In his analysis of 21st century politics, Kromer focuses on three organizations: POWER, which provides political education for low-income communities; 3.0, an organization of centrist and liberal Democrats; and Reclaim, a socialist organization that grew out of the 2016 Bernie Sanders campaign. Both Reclaim and 3.0 provided training and support for a new generation of political activists; despite their differences, both groups are committed to transparency and democracy in the ward system, and both were heavily involved in recruiting candidates for the 2018 committeeperson elections.

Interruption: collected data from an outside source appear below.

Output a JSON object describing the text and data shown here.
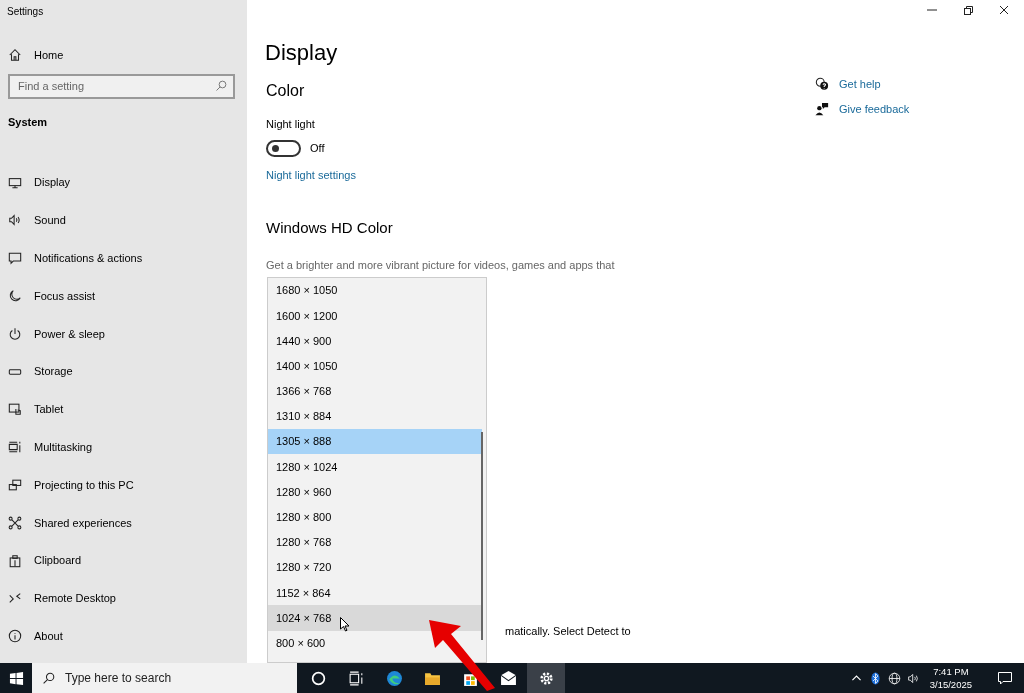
{
  "window": {
    "title": "Settings"
  },
  "sidebar": {
    "home": "Home",
    "search": {
      "placeholder": "Find a setting"
    },
    "section": "System",
    "items": [
      {
        "label": "Display"
      },
      {
        "label": "Sound"
      },
      {
        "label": "Notifications & actions"
      },
      {
        "label": "Focus assist"
      },
      {
        "label": "Power & sleep"
      },
      {
        "label": "Storage"
      },
      {
        "label": "Tablet"
      },
      {
        "label": "Multitasking"
      },
      {
        "label": "Projecting to this PC"
      },
      {
        "label": "Shared experiences"
      },
      {
        "label": "Clipboard"
      },
      {
        "label": "Remote Desktop"
      },
      {
        "label": "About"
      }
    ]
  },
  "main": {
    "title": "Display",
    "color_heading": "Color",
    "night_light": {
      "label": "Night light",
      "on": false,
      "state_text": "Off"
    },
    "night_light_link": "Night light settings",
    "hd_heading": "Windows HD Color",
    "hd_description": "Get a brighter and more vibrant picture for videos, games and apps that",
    "partial_text": "matically. Select Detect to"
  },
  "help_links": [
    {
      "label": "Get help"
    },
    {
      "label": "Give feedback"
    }
  ],
  "resolution_dropdown": [
    {
      "label": "1680 × 1050",
      "selected": false,
      "hovered": false
    },
    {
      "label": "1600 × 1200",
      "selected": false,
      "hovered": false
    },
    {
      "label": "1440 × 900",
      "selected": false,
      "hovered": false
    },
    {
      "label": "1400 × 1050",
      "selected": false,
      "hovered": false
    },
    {
      "label": "1366 × 768",
      "selected": false,
      "hovered": false
    },
    {
      "label": "1310 × 884",
      "selected": false,
      "hovered": false
    },
    {
      "label": "1305 × 888",
      "selected": true,
      "hovered": false
    },
    {
      "label": "1280 × 1024",
      "selected": false,
      "hovered": false
    },
    {
      "label": "1280 × 960",
      "selected": false,
      "hovered": false
    },
    {
      "label": "1280 × 800",
      "selected": false,
      "hovered": false
    },
    {
      "label": "1280 × 768",
      "selected": false,
      "hovered": false
    },
    {
      "label": "1280 × 720",
      "selected": false,
      "hovered": false
    },
    {
      "label": "1152 × 864",
      "selected": false,
      "hovered": false
    },
    {
      "label": "1024 × 768",
      "selected": false,
      "hovered": true
    },
    {
      "label": "800 × 600",
      "selected": false,
      "hovered": false
    }
  ],
  "taskbar": {
    "search_placeholder": "Type here to search",
    "apps": [
      {
        "active": false
      },
      {
        "active": false
      },
      {
        "active": false
      },
      {
        "active": false
      },
      {
        "active": false
      },
      {
        "active": false
      },
      {
        "active": true
      }
    ],
    "time": "7:41 PM",
    "date": "3/15/2025"
  }
}
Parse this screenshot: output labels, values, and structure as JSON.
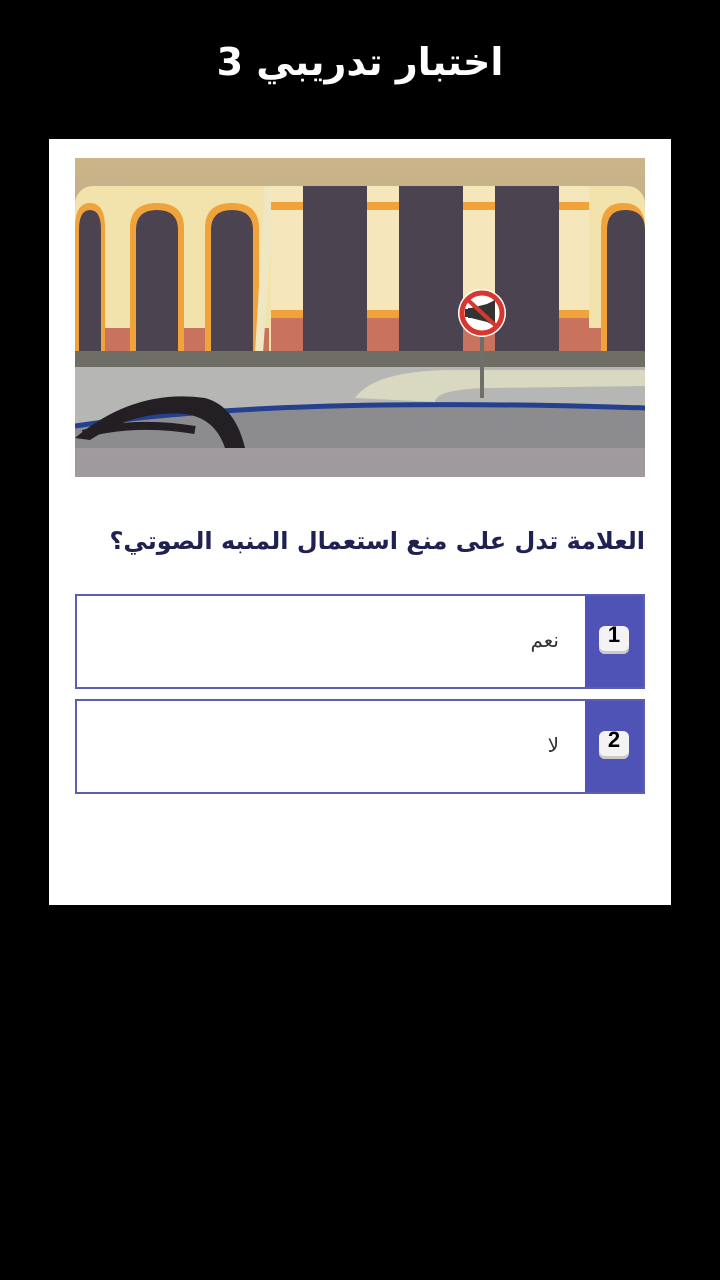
{
  "header": {
    "title": "اختبار تدريبي 3"
  },
  "question": {
    "text": "العلامة تدل على منع استعمال المنبه الصوتي؟"
  },
  "options": [
    {
      "number": "1",
      "label": "نعم"
    },
    {
      "number": "2",
      "label": "لا"
    }
  ],
  "colors": {
    "accent": "#4f53b6",
    "question_text": "#1e2152",
    "background": "#000000",
    "card": "#ffffff"
  },
  "image": {
    "depicts": "no-horn-sign-street-scene"
  }
}
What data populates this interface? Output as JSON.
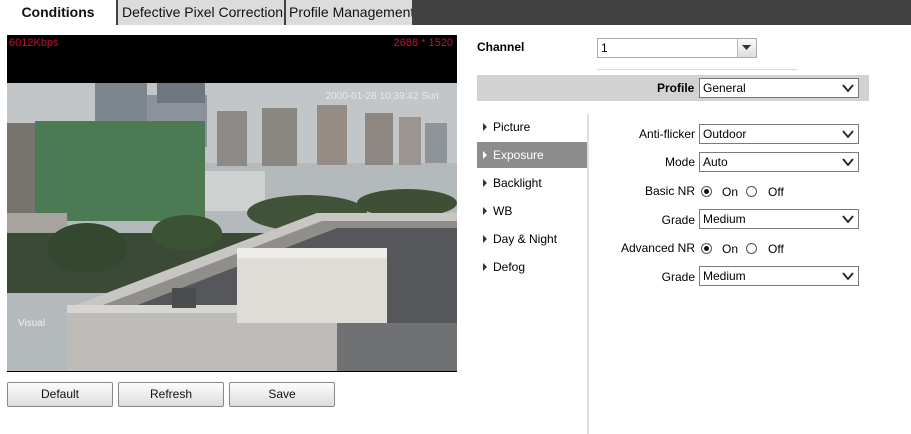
{
  "tabs": [
    {
      "label": "Conditions",
      "active": true
    },
    {
      "label": "Defective Pixel Correction",
      "active": false
    },
    {
      "label": "Profile Management",
      "active": false
    }
  ],
  "video": {
    "bitrate": "6012Kbps",
    "resolution": "2688 * 1520",
    "timestamp": "2000-01-28 10:39:42 Sun",
    "channel_name": "Visual"
  },
  "buttons": {
    "default": "Default",
    "refresh": "Refresh",
    "save": "Save"
  },
  "channel": {
    "label": "Channel",
    "value": "1"
  },
  "profile": {
    "label": "Profile",
    "value": "General"
  },
  "menu": [
    {
      "label": "Picture",
      "active": false
    },
    {
      "label": "Exposure",
      "active": true
    },
    {
      "label": "Backlight",
      "active": false
    },
    {
      "label": "WB",
      "active": false
    },
    {
      "label": "Day & Night",
      "active": false
    },
    {
      "label": "Defog",
      "active": false
    }
  ],
  "settings": {
    "anti_flicker": {
      "label": "Anti-flicker",
      "value": "Outdoor"
    },
    "mode": {
      "label": "Mode",
      "value": "Auto"
    },
    "basic_nr": {
      "label": "Basic NR",
      "on_label": "On",
      "off_label": "Off",
      "selected": "On"
    },
    "basic_grade": {
      "label": "Grade",
      "value": "Medium"
    },
    "advanced_nr": {
      "label": "Advanced NR",
      "on_label": "On",
      "off_label": "Off",
      "selected": "On"
    },
    "advanced_grade": {
      "label": "Grade",
      "value": "Medium"
    }
  },
  "colors": {
    "active_menu": "#8d8d8d",
    "tabbar": "#414141",
    "osd_red": "#c8102e"
  }
}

Kromer analyzes the impact of Reclaim on the second ward, which has become a model of ward transparency and democracy with its carefully drawn bylaws and endorsement procedures. Reclaim member Nikhil Saval was elected ward leader in 2018 and then, in a remarkable upset, Saval defeated a three-term incumbent to win a seat in the PA Senate. “Philadelphia Battlefields” went to press before the victories of Saval and fellow Reclaim member Rick Krajewski, who defeated a 23-year incumbent to win a PA house seat. The victories of Saval and Krajewski differed from the upset victories of most other candidates profiled in the book in that they saw themselves as part of a social movement that had grown out of the Bernie Sanders campaign.

Many young progressives running for office have serious criticisms of the Democratic Party for its lack of transparency/democracy. Kromer poses the question: Is the system the problem? Or is it the people running it? He notes the structure has potential for genuine representative democracy and that most committeepeople “are highly reflective of the community they represent.”

However, Kromer acknowledges that most wards are not democratically run “open wards”; committeepeople do not have the right to vote on endorsements or on ward policies and procedures and there exist no internal party rules protecting the rights of committee people. In this sense, the system is the problem. He notes that it is far easier for resource-rich wards such as the second to operate an open ward than it is for low-income wards. The second ward can afford to forfeit city committee’s financial support in order to endorse its own slate of candidates and can raise its own funds for Election Day materials. This is much more challenging for low-income, low-turnout wards.

Philadelphia’s political system is changing — generationally and demographically. Progressives seeking to reform the ward system have much to learn from Kromer’s thoughtful analysis of the city’s political history and current political landscape.